Paula Rego contou que a exposição é um universo de histórias, aquelas que a embalaram e aquelas que a assustaram em criança.
“Vem da minha tia Ludgera que me contava histórias todos os dias. Era sempre a mesma história, mas ia continuando muitos dias, muitos dias. Era da dona Francisca que me contava as histórias quando eu era pequenina até eu adormecer”, recordou, precisando que o pai lhe lia o “Inferno” de Dante, com ilustrações de Gustave Doré, algo que lhe metia “muito medo”.
Porém, “o que a mãe não disse é que as histórias vêm de histórias portuguesas, de contos do Eça de Queiroz, da literatura portuguesa, mas também inglesa”, sublinhou o filho Nick Willing, acentuando também o lado autobiográfico das obras.
“O que a mãe faz que é diferente é que põe lá dentro também as experiências pessoais. E é isso que faz a diferença. Estes quadros não são só das histórias, isto são quadros mais das histórias dela própria, da vida dela, da experiência de mulher que viveu num tempo muito difícil, durante Salazar, mas também as experiências de uma mulher casada com um homem e de uma mãe, coisas que são intimas”, afirmou.
Paula Rego ficou muito satisfeita com a forma como a exposição foi montada, disse que “é importante” estar em Paris e o filho reiterou que “é muito importante estar em Paris porque França sempre foi um país muito difícil de entrar”, mas “agora, finalmente, com esta exposição vai mudar muito”.
Também a diretora do Museu de L'Orangerie e comissária da mostra, Cécile Debray, disse aos jornalistas que “esta exposição é uma aposta porque Paula Rego é muito pouco conhecida em França”.

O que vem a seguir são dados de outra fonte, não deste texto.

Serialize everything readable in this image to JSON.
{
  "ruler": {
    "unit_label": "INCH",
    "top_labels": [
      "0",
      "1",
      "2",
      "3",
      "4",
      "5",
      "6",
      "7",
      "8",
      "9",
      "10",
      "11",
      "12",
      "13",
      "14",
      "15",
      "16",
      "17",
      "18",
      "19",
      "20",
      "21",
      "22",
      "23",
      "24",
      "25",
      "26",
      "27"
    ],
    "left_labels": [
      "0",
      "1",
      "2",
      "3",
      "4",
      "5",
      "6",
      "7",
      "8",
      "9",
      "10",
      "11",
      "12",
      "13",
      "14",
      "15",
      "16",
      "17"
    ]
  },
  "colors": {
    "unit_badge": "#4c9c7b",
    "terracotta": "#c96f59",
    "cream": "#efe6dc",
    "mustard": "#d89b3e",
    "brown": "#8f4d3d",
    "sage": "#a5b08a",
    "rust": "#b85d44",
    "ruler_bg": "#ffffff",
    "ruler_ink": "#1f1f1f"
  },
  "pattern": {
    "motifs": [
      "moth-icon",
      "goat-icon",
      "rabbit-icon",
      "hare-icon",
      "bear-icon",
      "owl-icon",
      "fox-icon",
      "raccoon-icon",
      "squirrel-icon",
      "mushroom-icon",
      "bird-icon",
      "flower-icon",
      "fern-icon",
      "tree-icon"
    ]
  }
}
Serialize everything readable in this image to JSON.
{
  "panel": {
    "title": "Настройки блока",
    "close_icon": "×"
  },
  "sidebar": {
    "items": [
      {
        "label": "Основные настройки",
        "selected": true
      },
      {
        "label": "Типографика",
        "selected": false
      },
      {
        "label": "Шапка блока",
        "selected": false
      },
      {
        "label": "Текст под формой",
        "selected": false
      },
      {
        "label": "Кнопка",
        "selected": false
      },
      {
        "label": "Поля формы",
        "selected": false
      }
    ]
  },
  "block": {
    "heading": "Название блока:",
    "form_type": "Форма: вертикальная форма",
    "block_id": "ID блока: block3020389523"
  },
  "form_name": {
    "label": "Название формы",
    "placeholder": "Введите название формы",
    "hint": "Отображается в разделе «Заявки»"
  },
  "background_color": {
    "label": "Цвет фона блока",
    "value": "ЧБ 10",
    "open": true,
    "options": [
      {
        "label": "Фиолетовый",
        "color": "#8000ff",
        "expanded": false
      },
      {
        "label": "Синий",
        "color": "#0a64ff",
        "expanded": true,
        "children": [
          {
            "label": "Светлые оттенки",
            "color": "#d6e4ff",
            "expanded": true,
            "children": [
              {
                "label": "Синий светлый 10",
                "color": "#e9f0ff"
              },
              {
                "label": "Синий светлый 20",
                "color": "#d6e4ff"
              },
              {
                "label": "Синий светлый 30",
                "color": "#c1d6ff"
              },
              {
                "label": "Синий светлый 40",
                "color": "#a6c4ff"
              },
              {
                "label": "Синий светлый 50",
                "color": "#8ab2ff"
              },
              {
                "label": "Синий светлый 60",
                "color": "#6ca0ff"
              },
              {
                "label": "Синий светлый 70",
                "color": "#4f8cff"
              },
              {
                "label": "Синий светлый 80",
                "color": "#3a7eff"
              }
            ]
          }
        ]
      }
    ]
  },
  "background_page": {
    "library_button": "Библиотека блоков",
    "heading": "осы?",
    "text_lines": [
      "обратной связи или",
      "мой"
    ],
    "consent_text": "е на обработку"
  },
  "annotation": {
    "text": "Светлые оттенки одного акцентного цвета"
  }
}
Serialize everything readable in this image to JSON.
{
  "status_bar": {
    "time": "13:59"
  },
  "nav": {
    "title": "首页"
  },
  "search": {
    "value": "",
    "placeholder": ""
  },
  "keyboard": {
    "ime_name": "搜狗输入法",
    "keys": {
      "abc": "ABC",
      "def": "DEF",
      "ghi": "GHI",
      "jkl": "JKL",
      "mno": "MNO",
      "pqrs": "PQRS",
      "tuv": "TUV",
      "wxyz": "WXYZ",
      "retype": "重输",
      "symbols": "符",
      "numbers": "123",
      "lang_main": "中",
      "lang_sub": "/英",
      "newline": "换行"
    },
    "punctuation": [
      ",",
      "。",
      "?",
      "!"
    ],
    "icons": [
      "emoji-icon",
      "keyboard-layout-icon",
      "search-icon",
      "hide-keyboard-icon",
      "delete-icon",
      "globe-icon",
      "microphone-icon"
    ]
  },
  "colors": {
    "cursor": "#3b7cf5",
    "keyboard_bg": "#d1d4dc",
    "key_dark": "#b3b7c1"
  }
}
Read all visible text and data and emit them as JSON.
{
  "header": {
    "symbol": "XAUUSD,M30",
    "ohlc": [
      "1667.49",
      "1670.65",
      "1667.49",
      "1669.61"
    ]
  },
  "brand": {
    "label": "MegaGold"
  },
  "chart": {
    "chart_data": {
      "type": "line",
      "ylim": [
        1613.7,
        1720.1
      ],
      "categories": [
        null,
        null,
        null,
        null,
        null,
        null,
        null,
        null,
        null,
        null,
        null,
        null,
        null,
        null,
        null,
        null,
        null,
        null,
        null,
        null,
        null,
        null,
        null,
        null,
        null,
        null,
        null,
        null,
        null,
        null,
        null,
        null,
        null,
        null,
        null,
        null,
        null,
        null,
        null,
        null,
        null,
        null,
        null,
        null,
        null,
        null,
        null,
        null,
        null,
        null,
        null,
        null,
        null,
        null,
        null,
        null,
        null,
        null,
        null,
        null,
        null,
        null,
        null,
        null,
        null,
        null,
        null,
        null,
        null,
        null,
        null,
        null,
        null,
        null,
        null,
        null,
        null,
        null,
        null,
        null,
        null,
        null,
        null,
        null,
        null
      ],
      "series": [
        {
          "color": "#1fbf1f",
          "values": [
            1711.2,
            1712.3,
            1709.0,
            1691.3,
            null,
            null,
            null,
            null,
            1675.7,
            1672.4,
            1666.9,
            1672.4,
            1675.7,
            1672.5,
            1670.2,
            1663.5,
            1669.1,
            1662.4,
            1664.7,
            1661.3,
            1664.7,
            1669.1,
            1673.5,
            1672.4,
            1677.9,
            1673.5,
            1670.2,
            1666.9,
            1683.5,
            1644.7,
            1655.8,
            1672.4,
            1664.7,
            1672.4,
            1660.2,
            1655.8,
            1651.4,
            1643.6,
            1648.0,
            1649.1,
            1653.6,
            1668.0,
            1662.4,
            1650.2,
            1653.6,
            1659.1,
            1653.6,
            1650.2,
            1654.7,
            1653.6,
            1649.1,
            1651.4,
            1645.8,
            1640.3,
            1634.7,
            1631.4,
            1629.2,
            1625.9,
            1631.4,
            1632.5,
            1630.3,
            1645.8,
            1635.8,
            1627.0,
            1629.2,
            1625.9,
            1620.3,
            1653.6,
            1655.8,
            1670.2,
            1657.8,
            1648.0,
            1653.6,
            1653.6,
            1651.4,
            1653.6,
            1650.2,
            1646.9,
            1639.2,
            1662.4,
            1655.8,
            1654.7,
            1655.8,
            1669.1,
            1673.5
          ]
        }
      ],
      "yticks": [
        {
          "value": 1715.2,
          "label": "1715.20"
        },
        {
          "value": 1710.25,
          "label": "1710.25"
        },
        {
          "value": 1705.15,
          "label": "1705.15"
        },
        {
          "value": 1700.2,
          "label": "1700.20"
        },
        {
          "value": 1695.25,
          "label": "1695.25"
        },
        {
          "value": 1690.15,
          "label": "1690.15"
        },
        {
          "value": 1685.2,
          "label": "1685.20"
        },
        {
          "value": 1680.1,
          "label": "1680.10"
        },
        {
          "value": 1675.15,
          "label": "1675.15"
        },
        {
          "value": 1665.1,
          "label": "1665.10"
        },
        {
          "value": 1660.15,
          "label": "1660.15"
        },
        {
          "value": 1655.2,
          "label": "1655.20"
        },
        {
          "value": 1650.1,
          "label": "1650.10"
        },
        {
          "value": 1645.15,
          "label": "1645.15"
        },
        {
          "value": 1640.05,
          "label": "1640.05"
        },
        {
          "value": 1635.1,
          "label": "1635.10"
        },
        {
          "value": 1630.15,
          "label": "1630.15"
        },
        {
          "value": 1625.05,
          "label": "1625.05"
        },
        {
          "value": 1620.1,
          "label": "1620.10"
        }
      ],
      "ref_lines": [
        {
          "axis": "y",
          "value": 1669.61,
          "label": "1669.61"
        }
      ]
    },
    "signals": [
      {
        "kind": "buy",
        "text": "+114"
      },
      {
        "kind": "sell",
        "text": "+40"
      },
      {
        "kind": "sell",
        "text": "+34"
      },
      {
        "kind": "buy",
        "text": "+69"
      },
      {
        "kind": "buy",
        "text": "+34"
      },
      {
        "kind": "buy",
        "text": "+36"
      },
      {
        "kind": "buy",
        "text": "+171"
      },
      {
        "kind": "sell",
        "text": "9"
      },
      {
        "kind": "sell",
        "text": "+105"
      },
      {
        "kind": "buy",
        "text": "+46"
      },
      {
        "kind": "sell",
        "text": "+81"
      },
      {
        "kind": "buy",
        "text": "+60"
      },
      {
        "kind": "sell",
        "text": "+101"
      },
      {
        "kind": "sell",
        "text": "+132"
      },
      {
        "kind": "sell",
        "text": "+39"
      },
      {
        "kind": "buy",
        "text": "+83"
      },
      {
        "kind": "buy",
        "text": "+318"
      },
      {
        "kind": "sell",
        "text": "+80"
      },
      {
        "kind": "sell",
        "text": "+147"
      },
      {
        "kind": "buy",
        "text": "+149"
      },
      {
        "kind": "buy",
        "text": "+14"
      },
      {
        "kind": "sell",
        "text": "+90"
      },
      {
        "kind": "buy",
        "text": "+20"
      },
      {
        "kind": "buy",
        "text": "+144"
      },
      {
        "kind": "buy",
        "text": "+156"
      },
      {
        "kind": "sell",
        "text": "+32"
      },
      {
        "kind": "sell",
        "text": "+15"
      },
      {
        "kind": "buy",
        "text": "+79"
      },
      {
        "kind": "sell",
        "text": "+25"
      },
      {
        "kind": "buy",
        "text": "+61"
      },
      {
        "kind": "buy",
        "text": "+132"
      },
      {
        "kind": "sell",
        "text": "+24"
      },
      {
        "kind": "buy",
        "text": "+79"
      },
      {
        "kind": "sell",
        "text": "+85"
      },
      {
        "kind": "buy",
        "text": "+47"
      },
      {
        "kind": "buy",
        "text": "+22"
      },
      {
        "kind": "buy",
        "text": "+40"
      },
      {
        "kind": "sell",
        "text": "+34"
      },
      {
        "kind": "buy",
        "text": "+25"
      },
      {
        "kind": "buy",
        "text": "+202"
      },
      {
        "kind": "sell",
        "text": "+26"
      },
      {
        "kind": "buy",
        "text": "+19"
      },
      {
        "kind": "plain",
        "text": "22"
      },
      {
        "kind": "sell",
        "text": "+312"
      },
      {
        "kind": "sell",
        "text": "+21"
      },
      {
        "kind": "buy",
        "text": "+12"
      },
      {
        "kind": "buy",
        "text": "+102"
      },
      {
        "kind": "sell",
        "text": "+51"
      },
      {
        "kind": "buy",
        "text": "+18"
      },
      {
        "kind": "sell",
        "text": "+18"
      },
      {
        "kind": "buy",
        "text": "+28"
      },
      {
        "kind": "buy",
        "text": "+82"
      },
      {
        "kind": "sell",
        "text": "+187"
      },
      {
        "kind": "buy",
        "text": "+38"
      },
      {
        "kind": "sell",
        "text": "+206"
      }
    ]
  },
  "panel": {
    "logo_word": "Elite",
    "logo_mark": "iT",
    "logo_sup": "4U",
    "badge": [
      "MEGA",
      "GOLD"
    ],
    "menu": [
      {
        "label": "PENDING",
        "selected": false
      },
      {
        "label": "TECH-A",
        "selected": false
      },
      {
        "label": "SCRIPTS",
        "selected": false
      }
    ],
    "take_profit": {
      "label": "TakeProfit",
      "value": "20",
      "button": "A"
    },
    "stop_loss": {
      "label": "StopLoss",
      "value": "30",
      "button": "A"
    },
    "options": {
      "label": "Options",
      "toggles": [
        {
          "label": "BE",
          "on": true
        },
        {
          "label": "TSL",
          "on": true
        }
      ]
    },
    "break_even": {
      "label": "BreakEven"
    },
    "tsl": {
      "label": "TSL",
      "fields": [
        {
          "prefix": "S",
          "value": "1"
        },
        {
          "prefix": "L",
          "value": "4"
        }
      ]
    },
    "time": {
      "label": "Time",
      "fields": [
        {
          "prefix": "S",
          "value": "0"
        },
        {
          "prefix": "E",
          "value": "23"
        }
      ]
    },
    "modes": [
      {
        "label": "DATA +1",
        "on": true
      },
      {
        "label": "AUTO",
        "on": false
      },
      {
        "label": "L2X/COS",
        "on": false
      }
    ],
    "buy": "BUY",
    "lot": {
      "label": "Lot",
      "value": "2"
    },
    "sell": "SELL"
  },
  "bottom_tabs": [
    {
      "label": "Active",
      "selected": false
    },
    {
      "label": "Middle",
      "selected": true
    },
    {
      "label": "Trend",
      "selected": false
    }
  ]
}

“Para mim, Paula Rego é uma artista imensa que não tem o reconhecimento que ela merece em França. É muito conhecida em Portugal, um pouco em Londres, mas não o suficiente. Para mim, ela merece a notoriedade de uma Louise Bourgeois e penso que isso vai acabar por acontecer”, explicou a diretora do museu que escolheu expor, também, obras de Louise Bourgeois, Goya, Edgar Degas, Odilon Redon, Édouard Manet, David Hockney e Ron Mueck com Paula Rego.
Cécile Debray organizou a exposição a partir dos temas da infância, dos contos, da literatura infantil e “ao mesmo tempo de uma crítica social e política mais em surdina” na sua obra.
A série "Girls and Dogs", com os quadros “Snare” (1987), “Prey” (1986) e “The Little Murderess” (1987) abre a mostra e é exposta perto dos bonecos de esponja e de pasta de papel do ateliê de Paula Rego, com destaque para o porco e o homem-almofada que surgem, na última sala, nas obras “The Pillowman Triptych” (2004) e “Scarecrow and the Pig” (2006), histórias violentas ligadas à infância e inspiradas em Portugal.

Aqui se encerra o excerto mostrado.